Team presidents “were concerned over the safety of their players should the shift of the Browns to Los Angeles require their clubs to make trips out there by air,” Barnes told the Sporting News in 1949.

After consulting with Trans World Airlines (TWA) and the Santa Fe railroad, which operated a route between Los Angeles and Chicago, the Browns devised a schedule allowing for two transcontinental trips by rail and one by air, with enough off days to make travel viable. The Browns would partially compensate other clubs’ travel expenses and would provide $1m in travel insurance for their own players.

Negotiations concerning every aspect of the move were so secret that Barnes signed all pertinent documents as “Mister X”.

“Everyone was sworn to secrecy, for we realized that a leak might wreck the Coast League and, at the same time, ruin our own plans to move the club,” Barnes said in 1957. “It was remarkable that with so many people involved in the negotiations over a period of several months, nobody broke our confidence.”

With their logistics in place, Barnes, general manager Bill DeWitt, travelling secretary Charlie DeWitt and manager Luke Sewell arrived in Chicago to present the proposed move at the Winter Meetings, which would take place 8-10 December. Arnold stayed in Los Angeles to organize a press conference scheduled for 1pm Pacific time on 8 December.

“While we were worried a bit about some of the owners, we had definite commitments from others,” Barnes said. “In fact, all of the owners were sympathetic with our situation in St Louis and seemed willing to help us.”

But while attending an NFL game on 7 December, Barnes and his party heard about Pearl Harbor over the public-address system.

“Our dream was shattered,” Barnes said in 1957. “With the scare of a West Coast invasion, we realized at once that Los Angeles was no place for the Browns.”

The next day, Barnes made his presentation but asked the owners to reject it due to the oncoming war. The other 15 owners agreed.

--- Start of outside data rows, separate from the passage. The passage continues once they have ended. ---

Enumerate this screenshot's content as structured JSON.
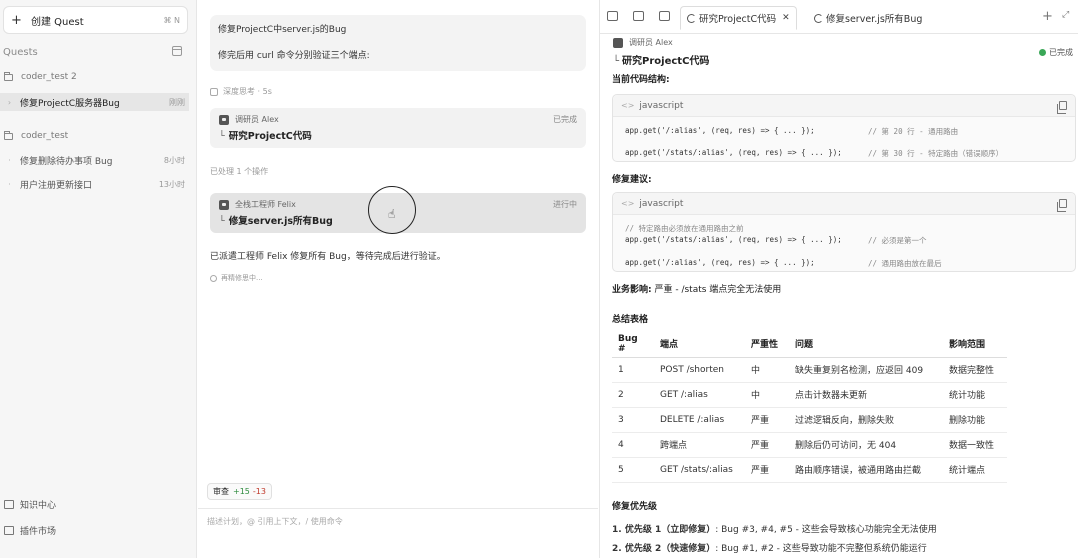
{
  "sidebar": {
    "new_quest_label": "创建 Quest",
    "new_quest_shortcut": "⌘ N",
    "quests_title": "Quests",
    "groups": [
      {
        "folder": "coder_test 2",
        "items": [
          {
            "label": "修复ProjectC服务器Bug",
            "time": "刚刚",
            "active": true
          }
        ]
      },
      {
        "folder": "coder_test",
        "items": [
          {
            "label": "修复删除待办事项 Bug",
            "time": "8小时"
          },
          {
            "label": "用户注册更新接口",
            "time": "13小时"
          }
        ]
      }
    ],
    "footer": {
      "knowledge": "知识中心",
      "plugins": "插件市场"
    }
  },
  "chat": {
    "user_message_line1": "修复ProjectC中server.js的Bug",
    "user_message_line2": "修完后用 curl 命令分别验证三个端点:",
    "thinking_label": "深度思考 · 5s",
    "agent_cards": [
      {
        "role": "调研员 Alex",
        "task": "研究ProjectC代码",
        "status": "已完成"
      },
      {
        "role": "全栈工程师 Felix",
        "task": "修复server.js所有Bug",
        "status": "进行中"
      }
    ],
    "handled_label": "已处理 1 个操作",
    "done_message": "已派遣工程师 Felix 修复所有 Bug，等待完成后进行验证。",
    "thinking2_label": "再精修思中...",
    "diff": {
      "label": "审查",
      "plus": "+15",
      "minus": "-13"
    },
    "input_placeholder": "描述计划，@ 引用上下文，/ 使用命令"
  },
  "right": {
    "tabs": [
      {
        "label": "研究ProjectC代码",
        "active": true,
        "close": "✕"
      },
      {
        "label": "修复server.js所有Bug",
        "active": false
      }
    ],
    "header": {
      "role": "调研员 Alex",
      "task": "研究ProjectC代码",
      "status": "已完成"
    },
    "partial_heading": "当前代码结构:",
    "code1": {
      "lang": "javascript",
      "lines": [
        {
          "code": "app.get('/:alias', (req, res) => { ... });",
          "comment": "// 第 20 行 - 通用路由"
        },
        {
          "code": "app.get('/stats/:alias', (req, res) => { ... });",
          "comment": "// 第 30 行 - 特定路由（错误顺序）"
        }
      ]
    },
    "fix_heading": "修复建议:",
    "code2": {
      "lang": "javascript",
      "comment_line": "// 特定路由必须放在通用路由之前",
      "lines": [
        {
          "code": "app.get('/stats/:alias', (req, res) => { ... });",
          "comment": "// 必须是第一个"
        },
        {
          "code": "app.get('/:alias', (req, res) => { ... });",
          "comment": "// 通用路由放在最后"
        }
      ]
    },
    "impact_label": "业务影响:",
    "impact_text": "严重 - /stats 端点完全无法使用",
    "summary_heading": "总结表格",
    "table": {
      "headers": [
        "Bug #",
        "端点",
        "严重性",
        "问题",
        "影响范围"
      ],
      "rows": [
        [
          "1",
          "POST /shorten",
          "中",
          "缺失重复别名检测，应返回 409",
          "数据完整性"
        ],
        [
          "2",
          "GET /:alias",
          "中",
          "点击计数器未更新",
          "统计功能"
        ],
        [
          "3",
          "DELETE /:alias",
          "严重",
          "过滤逻辑反向，删除失败",
          "删除功能"
        ],
        [
          "4",
          "跨端点",
          "严重",
          "删除后仍可访问，无 404",
          "数据一致性"
        ],
        [
          "5",
          "GET /stats/:alias",
          "严重",
          "路由顺序错误，被通用路由拦截",
          "统计端点"
        ]
      ]
    },
    "priority_heading": "修复优先级",
    "priorities": [
      {
        "tag": "1. 优先级 1（立即修复）",
        "text": ": Bug #3, #4, #5 - 这些会导致核心功能完全无法使用"
      },
      {
        "tag": "2. 优先级 2（快速修复）",
        "text": ": Bug #1, #2 - 这些导致功能不完整但系统仍能运行"
      }
    ]
  }
}
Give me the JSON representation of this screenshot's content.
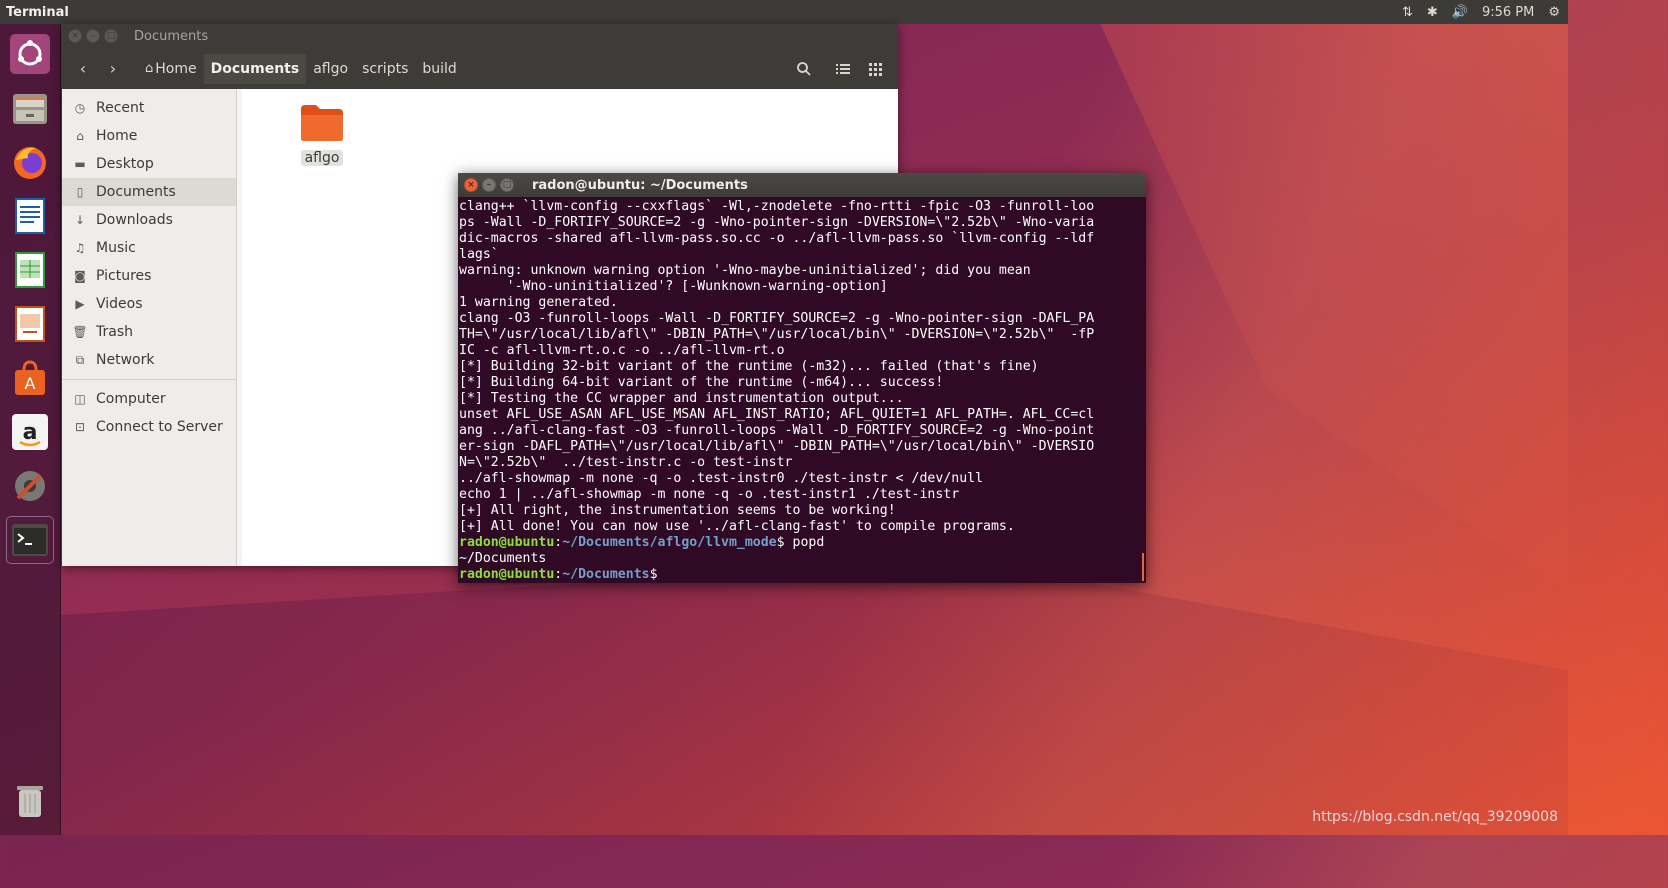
{
  "top_panel": {
    "app_title": "Terminal",
    "clock": "9:56 PM"
  },
  "launcher": {
    "items": [
      "ubuntu-dash",
      "files",
      "firefox",
      "libreoffice-writer",
      "libreoffice-calc",
      "libreoffice-impress",
      "ubuntu-software",
      "amazon",
      "system-settings",
      "terminal",
      "trash"
    ]
  },
  "files_window": {
    "title": "Documents",
    "breadcrumbs": [
      "Home",
      "Documents",
      "aflgo",
      "scripts",
      "build"
    ],
    "sidebar": {
      "places": [
        "Recent",
        "Home",
        "Desktop",
        "Documents",
        "Downloads",
        "Music",
        "Pictures",
        "Videos",
        "Trash",
        "Network"
      ],
      "devices": [
        "Computer",
        "Connect to Server"
      ]
    },
    "items": [
      {
        "name": "aflgo"
      }
    ]
  },
  "terminal": {
    "title": "radon@ubuntu: ~/Documents",
    "lines": [
      "clang++ `llvm-config --cxxflags` -Wl,-znodelete -fno-rtti -fpic -O3 -funroll-loo",
      "ps -Wall -D_FORTIFY_SOURCE=2 -g -Wno-pointer-sign -DVERSION=\\\"2.52b\\\" -Wno-varia",
      "dic-macros -shared afl-llvm-pass.so.cc -o ../afl-llvm-pass.so `llvm-config --ldf",
      "lags`",
      "warning: unknown warning option '-Wno-maybe-uninitialized'; did you mean",
      "      '-Wno-uninitialized'? [-Wunknown-warning-option]",
      "1 warning generated.",
      "clang -O3 -funroll-loops -Wall -D_FORTIFY_SOURCE=2 -g -Wno-pointer-sign -DAFL_PA",
      "TH=\\\"/usr/local/lib/afl\\\" -DBIN_PATH=\\\"/usr/local/bin\\\" -DVERSION=\\\"2.52b\\\"  -fP",
      "IC -c afl-llvm-rt.o.c -o ../afl-llvm-rt.o",
      "[*] Building 32-bit variant of the runtime (-m32)... failed (that's fine)",
      "[*] Building 64-bit variant of the runtime (-m64)... success!",
      "[*] Testing the CC wrapper and instrumentation output...",
      "unset AFL_USE_ASAN AFL_USE_MSAN AFL_INST_RATIO; AFL_QUIET=1 AFL_PATH=. AFL_CC=cl",
      "ang ../afl-clang-fast -O3 -funroll-loops -Wall -D_FORTIFY_SOURCE=2 -g -Wno-point",
      "er-sign -DAFL_PATH=\\\"/usr/local/lib/afl\\\" -DBIN_PATH=\\\"/usr/local/bin\\\" -DVERSIO",
      "N=\\\"2.52b\\\"  ../test-instr.c -o test-instr",
      "../afl-showmap -m none -q -o .test-instr0 ./test-instr < /dev/null",
      "echo 1 | ../afl-showmap -m none -q -o .test-instr1 ./test-instr",
      "[+] All right, the instrumentation seems to be working!",
      "[+] All done! You can now use '../afl-clang-fast' to compile programs."
    ],
    "prompt1": {
      "user": "radon@ubuntu",
      "path": "~/Documents/aflgo/llvm_mode",
      "cmd": " popd"
    },
    "output_after": "~/Documents",
    "prompt2": {
      "user": "radon@ubuntu",
      "path": "~/Documents",
      "cmd": ""
    }
  },
  "watermark": "https://blog.csdn.net/qq_39209008"
}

Ironically, the Browns then enjoyed their most successful period ever. With other teams’ stars fighting overseas, the Browns stocked their roster with militarily ineligible players. As a result, they not only compiled winning records in three of the next four years but won their only pennant in 1944. In a twist of fate, they faced the Cardinals in the World Series, losing in six games, all at Sportsman’s Park.

By 1953, the Browns had returned to their woebegotten ways. Nevertheless, they still had the chance to be the only team standing in St Louis.

The Cardinals were in financial trouble. Owner Fred Saigh had to sell the team after pleading no contest to federal tax evasion that January. A group from Houston offered to buy the Cardinals and move them to Texas. But just before he accepted that offer, Saigh sold the club to the Anheuser-Busch brewery, keeping the team in St Louis.

Bill Veeck, the maverick promoter who owned the Browns, realized Anheuser-Busch had the resources to overwhelm his club. The 1953 season became the Browns’ last. Four days after their final game, Veeck sold them to a group from Baltimore that moved the club and renamed it, “Orioles”.

Given the success each team would have in ensuing decades, imagine a World Series between the Los Angeles Browns and the Houston Cardinals.